THERE were other warning signals of an imminent terrorist attack on U.S. and Israeli targets. In the last seven months, the number of Western targets coming under attack has significantly increased. Recently, CIA chief George Tenet had to concede that the threat from Al Qaeda and associated groups was as serious as before September 11. U.S. soldiers and civilians are targeted in countries such as Kuwait, Jordan and Saudi Arabia. In his latest message that came out in mid-November, which was certified as authentic by Western intelligence agencies, Osama bin Laden criticised U.S. support for the Israeli government. Bin Laden said: "For our people in Palestine are being killed and have been suffering all kinds of torture for more than a century. If we defend our people in Palestine, the world goes up in arms and allies itself against Muslims under the banner of combating terrorism."

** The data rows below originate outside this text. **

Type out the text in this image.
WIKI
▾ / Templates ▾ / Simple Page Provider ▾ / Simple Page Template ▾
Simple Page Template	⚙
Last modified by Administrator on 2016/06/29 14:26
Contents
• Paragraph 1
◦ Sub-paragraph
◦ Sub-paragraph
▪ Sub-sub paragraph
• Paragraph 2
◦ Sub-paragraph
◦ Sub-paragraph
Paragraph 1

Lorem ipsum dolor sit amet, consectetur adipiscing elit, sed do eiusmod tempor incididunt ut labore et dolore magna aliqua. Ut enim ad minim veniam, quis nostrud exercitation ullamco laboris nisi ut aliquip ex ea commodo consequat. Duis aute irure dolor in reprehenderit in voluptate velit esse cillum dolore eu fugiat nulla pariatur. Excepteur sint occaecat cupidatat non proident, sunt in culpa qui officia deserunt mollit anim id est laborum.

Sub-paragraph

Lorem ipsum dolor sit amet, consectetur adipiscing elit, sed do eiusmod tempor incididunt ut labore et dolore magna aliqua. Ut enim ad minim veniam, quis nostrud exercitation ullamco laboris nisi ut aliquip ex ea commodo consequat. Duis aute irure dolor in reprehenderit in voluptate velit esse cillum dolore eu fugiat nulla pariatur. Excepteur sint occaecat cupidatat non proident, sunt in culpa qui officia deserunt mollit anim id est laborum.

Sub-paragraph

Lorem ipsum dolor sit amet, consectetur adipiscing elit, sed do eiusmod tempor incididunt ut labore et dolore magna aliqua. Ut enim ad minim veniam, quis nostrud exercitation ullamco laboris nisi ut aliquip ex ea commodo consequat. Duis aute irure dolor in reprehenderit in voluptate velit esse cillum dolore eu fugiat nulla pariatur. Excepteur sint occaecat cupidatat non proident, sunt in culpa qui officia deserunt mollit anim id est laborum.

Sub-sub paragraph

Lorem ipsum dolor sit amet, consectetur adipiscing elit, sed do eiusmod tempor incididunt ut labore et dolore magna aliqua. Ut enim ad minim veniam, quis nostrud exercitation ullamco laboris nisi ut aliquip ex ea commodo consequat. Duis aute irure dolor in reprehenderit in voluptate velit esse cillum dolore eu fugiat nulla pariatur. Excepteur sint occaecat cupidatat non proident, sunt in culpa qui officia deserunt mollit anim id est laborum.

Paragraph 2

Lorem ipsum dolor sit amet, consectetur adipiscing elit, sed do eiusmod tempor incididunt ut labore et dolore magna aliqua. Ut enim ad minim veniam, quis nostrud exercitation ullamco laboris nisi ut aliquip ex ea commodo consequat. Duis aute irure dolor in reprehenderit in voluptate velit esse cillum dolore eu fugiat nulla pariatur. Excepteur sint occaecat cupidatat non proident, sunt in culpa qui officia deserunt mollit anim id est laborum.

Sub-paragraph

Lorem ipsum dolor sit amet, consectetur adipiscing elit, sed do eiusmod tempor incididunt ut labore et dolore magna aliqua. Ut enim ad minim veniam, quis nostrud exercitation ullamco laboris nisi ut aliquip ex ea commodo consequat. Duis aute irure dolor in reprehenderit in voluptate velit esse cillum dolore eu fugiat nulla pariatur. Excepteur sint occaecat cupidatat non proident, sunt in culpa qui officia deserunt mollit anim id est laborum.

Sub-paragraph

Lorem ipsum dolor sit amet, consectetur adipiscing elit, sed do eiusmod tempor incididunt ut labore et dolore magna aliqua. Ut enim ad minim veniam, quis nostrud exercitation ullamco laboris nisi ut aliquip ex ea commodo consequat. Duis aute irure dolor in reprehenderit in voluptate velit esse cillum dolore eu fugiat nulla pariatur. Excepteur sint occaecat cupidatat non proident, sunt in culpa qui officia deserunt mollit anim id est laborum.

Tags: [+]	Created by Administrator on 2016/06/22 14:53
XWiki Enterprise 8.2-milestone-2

If Al Qaeda is really behind the recent incidents in Mombasa, then this is the first time that it has chosen to target Israeli interests. There have been criticism in the Arab world about Al Qaeda's exclusive focus on the U.S. despite Israel being the "core" problem for the Arabs. Arab observers feel that the Mombasa attacks were Al Qaeda's riposte to these criticisms. The Palestinian Authority (P.A.) has successfully dissuaded its citizens from carrying out any attacks against Israeli interests outside the occupied territories since the beginning of the 1980s. In the 1970s, East Africa was an arena where the Israeli secret service, Mossad, and Palestinan resistance groups confronted each other on a regular basis. There were hijackings, killings and kidnappings.

In 1976, the Popular Front for the Liberation of Palestine (PFLP) made an attempt to shoot down an Israeli passenger plane in Nairobi airport. The rockets to be used were fortuitously discovered by the Kenyan authorities half an hour before the scheduled departure of the plane. In 1979, PFLP activists hijacked a Lufthansa passenger plane from Mogadishu. The bloodletting and the violence reached such a level that the Israeli government and the Palestinian leadership reached an understanding to cease their cloak-and-dagger activities in the region. Both sides have stuck to the agreement until now.

There have been few operations against Israeli targets since the beginning of the 1980s, barring the attack against the Israeli Embassy in Buenos Aires. Observers feel that the decision of Al Qaeda to open a front against Israel will have new implications. In the 1970s, violence between Israeli security agencies and the Arabs had spread to Europe.

A veteran diplomat said: "The Americans have entered a dark tunnel in their fight against terrorism. They cannot go after everyone. If similar terrorist attacks are repeated, it could make the Bush administration enhance its date for attacking Iraq. This will only give a fillip to terrorism. People are not scared of dying. Palestinians are giving them an example. Palestinian confrontation against the Israeli occupation forces is giving others courage. Israel is the real issue, not America."

The Palestinian leadership has made it clear on several occasions that it is totally against the fundamentalist ideology of Al Qaeda. The secular credentials of the Palestinian leadership are beyond doubt. The diplomat said that it was the P.A. that is keeping militant Islamic organisations like the Hamas in line. "If Arafat leaves, Hamas will take over," warned the diplomat.

However, he pointed out that the question of religious fundamentalism was not confined to the Arab or the Muslim world. There are several U.S. commentators who feel that the Bush administration's policies are driven by an agenda set by Zionist and Christian fundamentalists.

Meanwhile, the Kenyan economy, already in the doldrums, is bound to be further affected by the recent events. "When the elephants fight, it is the grass that suffers," said an African diplomat, referring to the Arab-Israeli struggle and the U.S.' `war against terrorism'. Indonesian President Megawati Sukarnoputri, speaking after the terrorist attack in Bali, blamed the rise of terrorism and militancy in her country on a "superpower that forced the rest of the world to go along with it".